The investment landscape in Asia and the Pacific has become increasingly uncertain and tied to the unfolding of current global and regional political economic risks, such as increased trade tensions, the retreat of multilateralism, and health risks resulting from the COVID-19 pandemic. Together, these risks have disrupted global foreign direct investment (FDI) flows to, from and within Asia and the Pacific.
• Globally, both FDI inflows and outflows started to recover in 2019, with the former growing 30% to $1.5 billion and the latter increasing by 33% to $1.3 billion. However, the COVID-19 pandemic has caused global FDI flows to drop by 49% in the first two quarters of 2020 compared to the same period in 2019.

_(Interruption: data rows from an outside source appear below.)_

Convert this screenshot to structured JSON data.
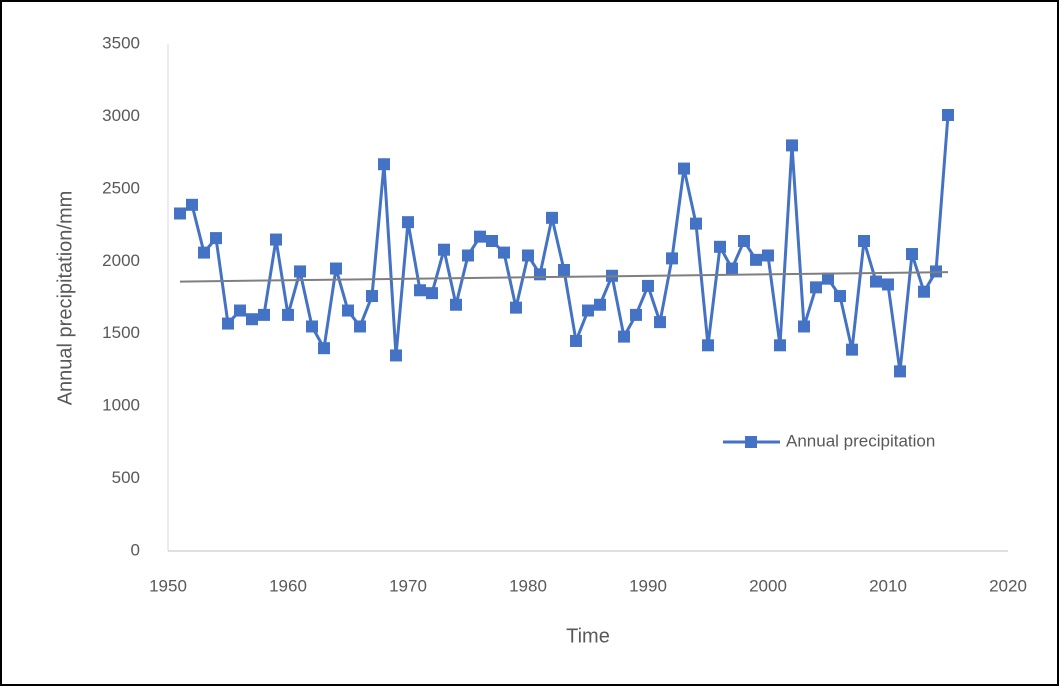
{
  "chart_data": {
    "type": "line",
    "x_label": "Time",
    "y_label": "Annual precipitation/mm",
    "x": [
      1951,
      1952,
      1953,
      1954,
      1955,
      1956,
      1957,
      1958,
      1959,
      1960,
      1961,
      1962,
      1963,
      1964,
      1965,
      1966,
      1967,
      1968,
      1969,
      1970,
      1971,
      1972,
      1973,
      1974,
      1975,
      1976,
      1977,
      1978,
      1979,
      1980,
      1981,
      1982,
      1983,
      1984,
      1985,
      1986,
      1987,
      1988,
      1989,
      1990,
      1991,
      1992,
      1993,
      1994,
      1995,
      1996,
      1997,
      1998,
      1999,
      2000,
      2001,
      2002,
      2003,
      2004,
      2005,
      2006,
      2007,
      2008,
      2009,
      2010,
      2011,
      2012,
      2013,
      2014,
      2015
    ],
    "series": [
      {
        "name": "Annual precipitation",
        "color": "#4472c4",
        "values": [
          2330,
          2390,
          2060,
          2160,
          1570,
          1660,
          1600,
          1630,
          2150,
          1630,
          1930,
          1550,
          1400,
          1950,
          1660,
          1550,
          1760,
          2670,
          1350,
          2270,
          1800,
          1780,
          2080,
          1700,
          2040,
          2170,
          2140,
          2060,
          1680,
          2040,
          1910,
          2300,
          1940,
          1450,
          1660,
          1700,
          1900,
          1480,
          1630,
          1830,
          1580,
          2020,
          2640,
          2260,
          1420,
          2100,
          1950,
          2140,
          2010,
          2040,
          1420,
          2800,
          1550,
          1820,
          1880,
          1760,
          1390,
          2140,
          1860,
          1840,
          1240,
          2050,
          1790,
          1930,
          3010
        ]
      }
    ],
    "trendline": {
      "x": [
        1951,
        2015
      ],
      "values": [
        1860,
        1925
      ],
      "color": "#7f7f7f"
    },
    "xlim": [
      1950,
      2020
    ],
    "xticks": [
      1950,
      1960,
      1970,
      1980,
      1990,
      2000,
      2010,
      2020
    ],
    "ylim": [
      0,
      3500
    ],
    "yticks": [
      0,
      500,
      1000,
      1500,
      2000,
      2500,
      3000,
      3500
    ],
    "legend": "right"
  }
}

• Asia-Pacific’s share in global FDI inflows dropped from 45% in 2018 to 35% in 2019, and its share in global FDI outflows decelerated from 52% to 41%. Nonetheless, the region remained the largest source of global outflows for the second year running.
• In 2019, China and Hong Kong, China were the largest FDI recipients attracting 38% of total FDI inflows to the region. Japan was the largest source of investment from the region in 2019, responsible for 42% of regional outward FDI.

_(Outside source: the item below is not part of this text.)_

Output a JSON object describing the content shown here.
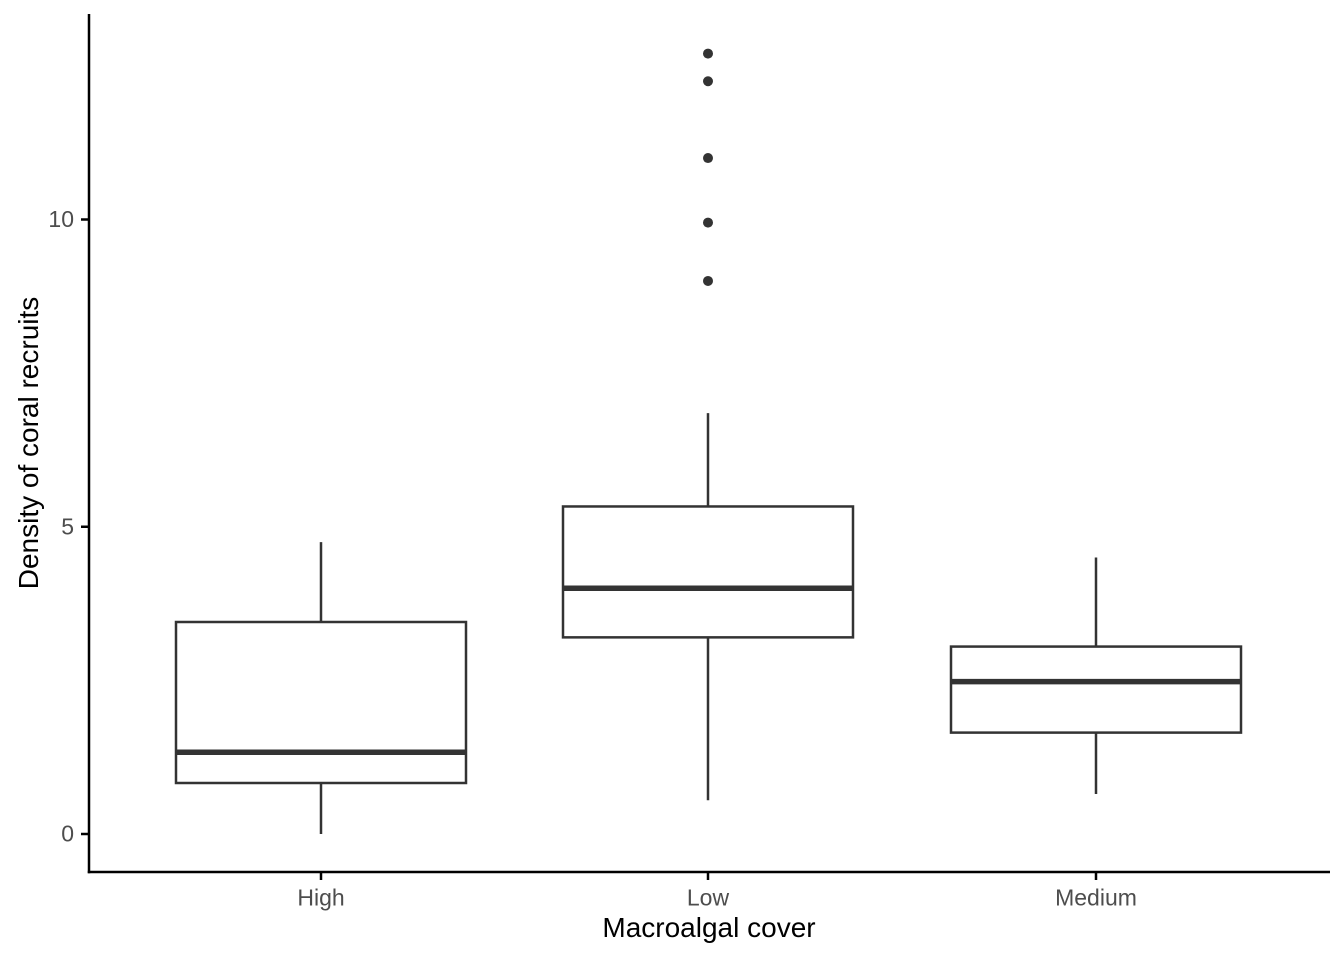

• The COVID-19 pandemic has accelerated the downward trend already recorded in recent years in greenfield FDI with the value of announced inbound greenfield investment projects from January to August 2020 dropping by 40% from the average over the same period in 2019. Likewise, outbound greenfield investment project values declined 48% over the same period in 2019.
• Intraregional greenfield investments as a whole have slowed in 2020 due to the pandemic, with announced intraregional greenfield investment values dropping 45% to $35 billion in the January-August 2020 period compared to the same period in 2019.
• FDI is expected to remain low and below pre-crisis levels throughout 2021. The outlook beyond 2021 is highly uncertain and dependent on the duration of the crisis, the effectiveness of policy interventions to stimulate investment and navigate the economic effects of the pandemic, as well as geo-economic tensions. FDI recovery rates are challenging to predict at this stage because they are dependent on the rate of overall socio-economic recovery, and consequently investment levels, within the region and socio-economic rate of recovery from countries outside of the region.
• On the bright side, the recent signing of the Regional Comprehensive Economic Partnership is expected to strengthen flows and lift investment prospects, especially for smaller and least developed countries in the group.
• Beyond this, restoring and increasing FDI in the medium and long-term in the region as whole requires swift, coherent and appropriately sequenced action from policymakers to, inter alia, review, revise and revamp FDI strategies to make them more fit-for-purpose, develop green growth recovery plans with a robust role for FDI, operationalize policy measures to support value-chain linked FDI and boost FDI in the digital economy.